As tratativas entre PSB e PT, no entanto, foram atropeladas por Evandro Leitão, presidente da Assembleia Legislativa e recém-filiado ao PT (também era do PDT): ele anunciou que é pré-candidato. Cid esperava que ele e seu grupo fossem consultados sobre o nome e demonstrou decepção com o movimento.

Indefinições

Já o Rio é uma das capitais onde a costura é mais complicada. Na cidade há um impasse inesperado após meses de flerte. Eduardo Paes (PSD), candidato à reeleição, é um aliado antigo de Lula. O apoio do PT em 2020 foi considerado essencial para sua vitória, tanto que o partido tem quatro secretarias.

Era quase consenso que o PT indicaria o candidato a vice em 2024, só que, no final de 2023, Paes deu sinais de que isso não está garantido, a ponto de o vice-presidente nacional do PT, Washington Quaquá, questionar a adesão do partido à sua reeleição, o que causou incômodo no Palácio do Planalto.

Paes quer um vice mais ao centro, enquanto os petistas sonham com o nome da ministra Anielle Franco, que precisaria de filiar à legenda. A indefinição permanece.
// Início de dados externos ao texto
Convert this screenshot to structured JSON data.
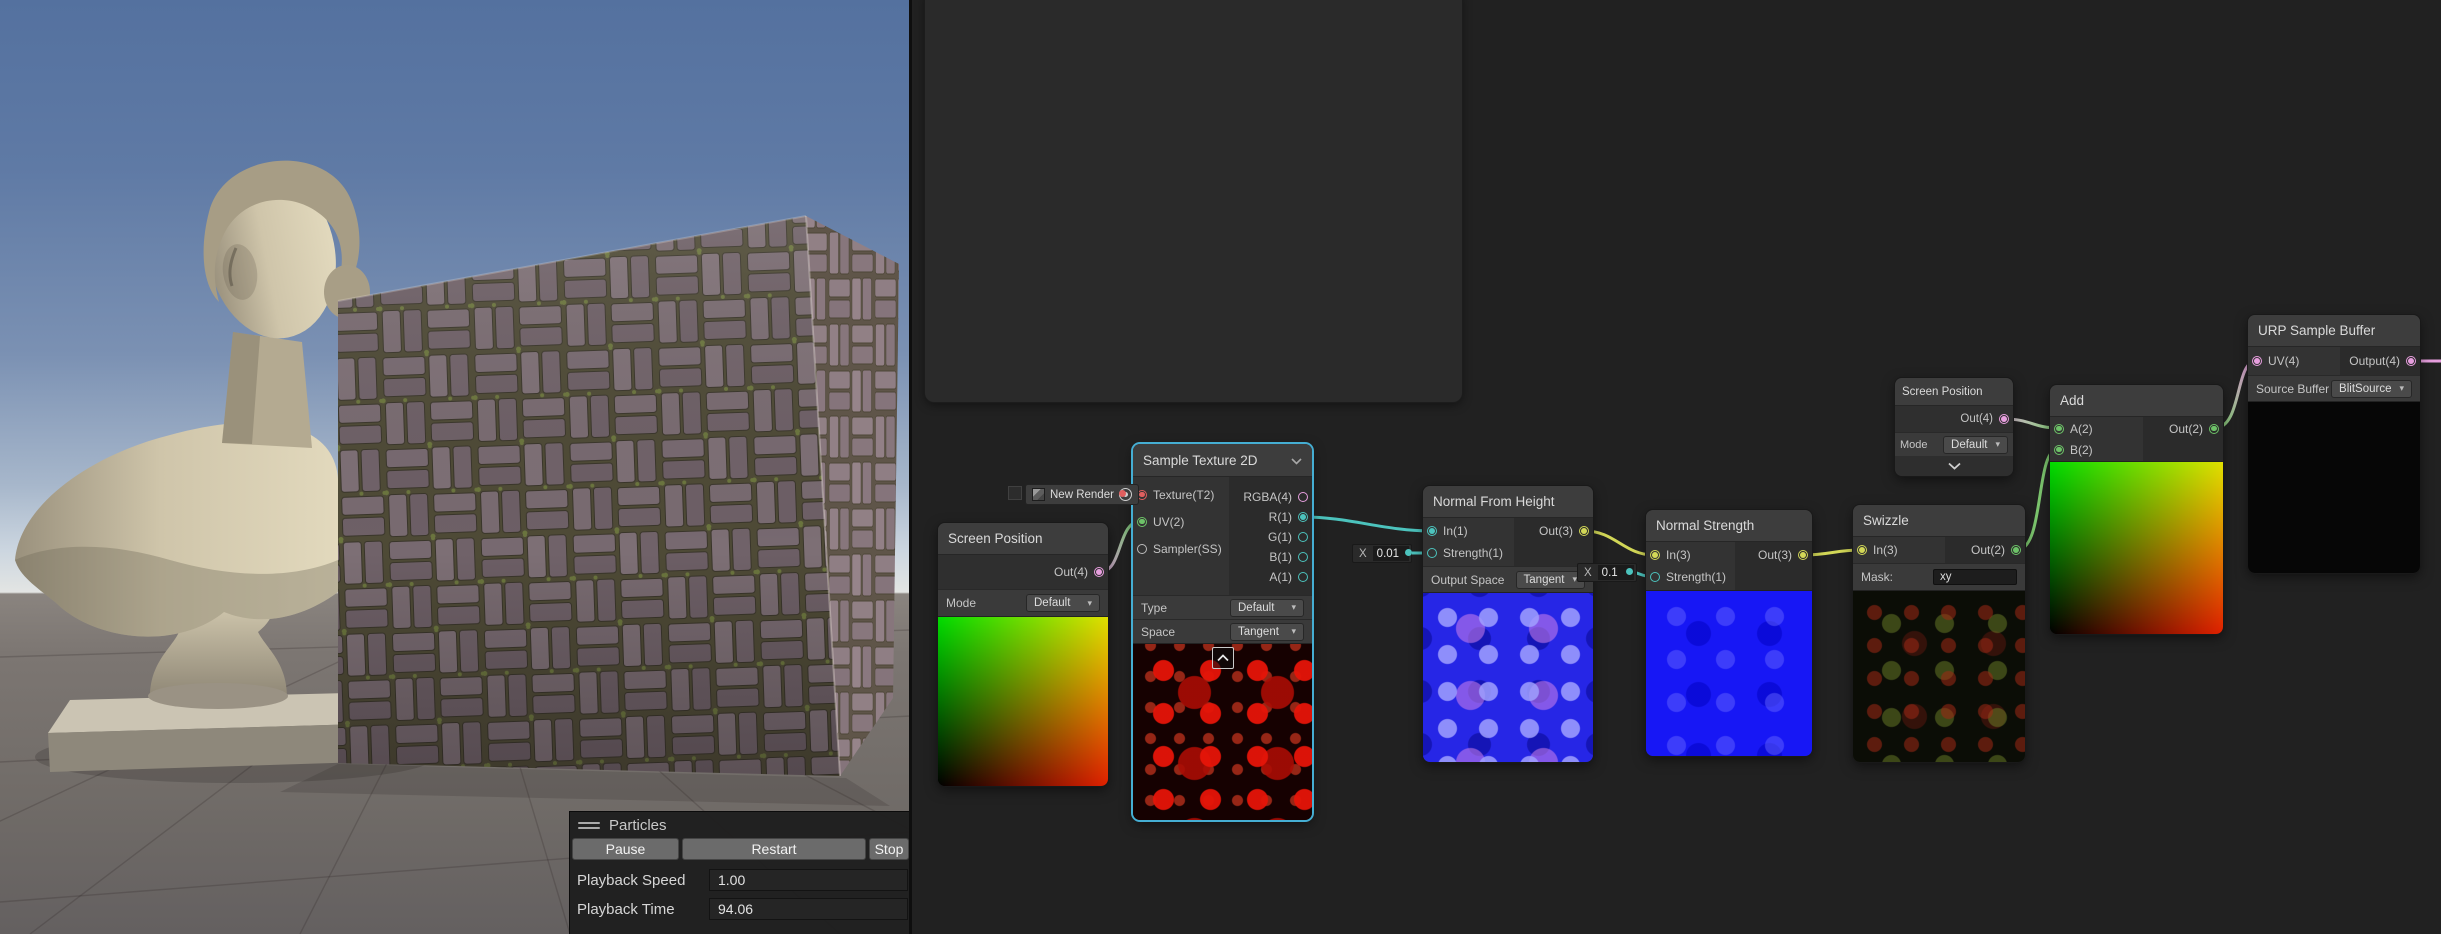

Além do Rio, outras capitais vão exigir “superpoderes” do presidente:
• Belo Horizonte, onde o PT se debate entre uma aliança com o PSB ou apoiar o deputado federal Rogério Correia;
• em Porto Alegre, onde a indicação da deputada federal petista Maria do Rosário provocou um racha no próprio partido, o que adia alianças;
e em Salvador, onde há certa insatisfação pelo anúncio dos partidos de esquerda ao nome do vice-governador, Geraldo Jr., do MDB, aliado do governador petista Jerônimo Rodrigues. A vida já foi mais fácil para Lula e o PT em seus momentos de bonança.